Inside, as the door closed behind them, she said, “In the snow?”
“When I was a young soldier in the mountains of North Africa, I would stay out all night in the snow. You get used to it, and it becomes a point of pride. You don’t have a coat.”
“I’m not cold. What mountains?”
“In Algeria.”
“The snow there must be less snowy, I would think.”
“Mostly it disappears the next day with the sun.”
“I shouldn’t interrupt you,” she said, the cello still suspended from her shoulder and not touching the floor.
“That’s all right. I can be done for the day.”
“Doing what?”
“I run five kilometers and swim one, twice daily.”
“Why?”
“I have to pass a very important physical.”
“You won’t pass if you’re dead.”
“That’s what they always say, but what do they know? You can put that down.”
She carried the cello into the expansive room with the piano. As she put it down she looked about, and through the portes fenêtres that led to the terrace. Having taken note of the gatehouse, the address, the grounds, and the Chateau itself, she said, “I didn’t know you were a billionaire.”
“I didn’t know either,” he replied, “because I’m not. You’ve heard of Henri Shymanski?”
She shook her head to indicate that she hadn’t. Had she been older, she would have. Jules thought this was both charming and frightening.
“Pharmaceuticals, jet engines, hotels, ships … banks. The house belonged to him, and now it’s his sons’. I ran it, watched it, and gave lessons to his Brazilian spawn.”
“I beg your pardon?”
“His wife is Brazilian, and the boys are like animals. It’s made him perpetually sad. He wanted them to play the piano, to be physicists or artists, to be upright, dignified, honest, and deliberative.”
“And they’re not?”
“No. They look and speak like drug kingpins, go around with a retinue of bimbos and strumpets, play music in their cars that cracks foundation walls as they pass, beat people up in bars and pay them to shut up, and they sleep until three o’clock in the afternoon.”
“Not my type,” she said, sitting down on the sofa. “Where were you?”
“Where was I?” he repeated. “When?”
“You didn’t show up.”
“For what?”
“Two lessons. I waited through, the whole time. They don’t know,” she said, meaning the administration, “so I have credit, but no instruction.”
“What lessons? I have nothing until spring.”
“No, you’re on the calendar, for me.”
Jules went to his computer and called up the schedule. She was right. “No one told me.”
“How often do you look at your email?”
“I don’t, really. If I don’t expect anything.”

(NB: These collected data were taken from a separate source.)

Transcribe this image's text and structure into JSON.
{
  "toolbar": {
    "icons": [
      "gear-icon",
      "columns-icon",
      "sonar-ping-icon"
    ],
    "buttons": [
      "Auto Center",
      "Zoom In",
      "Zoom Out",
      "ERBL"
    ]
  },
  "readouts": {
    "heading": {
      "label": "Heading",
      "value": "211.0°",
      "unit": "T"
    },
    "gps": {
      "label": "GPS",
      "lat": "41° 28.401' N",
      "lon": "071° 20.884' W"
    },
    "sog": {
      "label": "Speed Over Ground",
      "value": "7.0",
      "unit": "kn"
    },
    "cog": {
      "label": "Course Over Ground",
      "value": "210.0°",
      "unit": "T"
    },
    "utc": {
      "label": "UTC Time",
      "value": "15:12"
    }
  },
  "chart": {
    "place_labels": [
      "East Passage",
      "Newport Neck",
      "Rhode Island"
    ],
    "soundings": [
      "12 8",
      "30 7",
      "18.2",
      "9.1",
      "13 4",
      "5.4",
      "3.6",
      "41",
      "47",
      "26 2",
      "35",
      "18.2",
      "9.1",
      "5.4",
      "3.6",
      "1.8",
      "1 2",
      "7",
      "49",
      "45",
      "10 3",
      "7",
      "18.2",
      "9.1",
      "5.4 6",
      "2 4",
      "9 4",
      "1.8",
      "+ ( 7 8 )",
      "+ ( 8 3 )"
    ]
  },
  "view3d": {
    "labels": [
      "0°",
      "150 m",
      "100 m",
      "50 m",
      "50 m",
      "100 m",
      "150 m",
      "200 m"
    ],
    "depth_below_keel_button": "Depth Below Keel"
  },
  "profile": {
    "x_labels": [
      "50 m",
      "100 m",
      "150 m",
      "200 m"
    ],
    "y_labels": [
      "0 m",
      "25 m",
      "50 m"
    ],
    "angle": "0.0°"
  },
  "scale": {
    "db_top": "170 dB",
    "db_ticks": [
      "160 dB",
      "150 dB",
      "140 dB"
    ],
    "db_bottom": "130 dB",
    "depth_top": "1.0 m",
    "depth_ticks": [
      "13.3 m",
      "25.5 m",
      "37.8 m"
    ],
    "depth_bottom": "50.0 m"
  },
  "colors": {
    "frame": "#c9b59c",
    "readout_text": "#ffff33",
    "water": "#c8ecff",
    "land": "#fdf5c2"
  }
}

Incredulous, she said, “You don’t look at it unless you’re expecting something?”
“No.”
“Okay, but, on average, how often?”
“Maybe once every two or three weeks. I prefer the telephone or the mail.”
élodi found this funny enough to laugh. Laughter changed her, and, because he really loved it, he found it as upsetting as it was wonderful.
“You’re my student now?”
“Yes. I told you I would be.”
He read her name in the computer: “élodi de Challant,” he said. It was the first time he had seen it. “Very aristocratic.”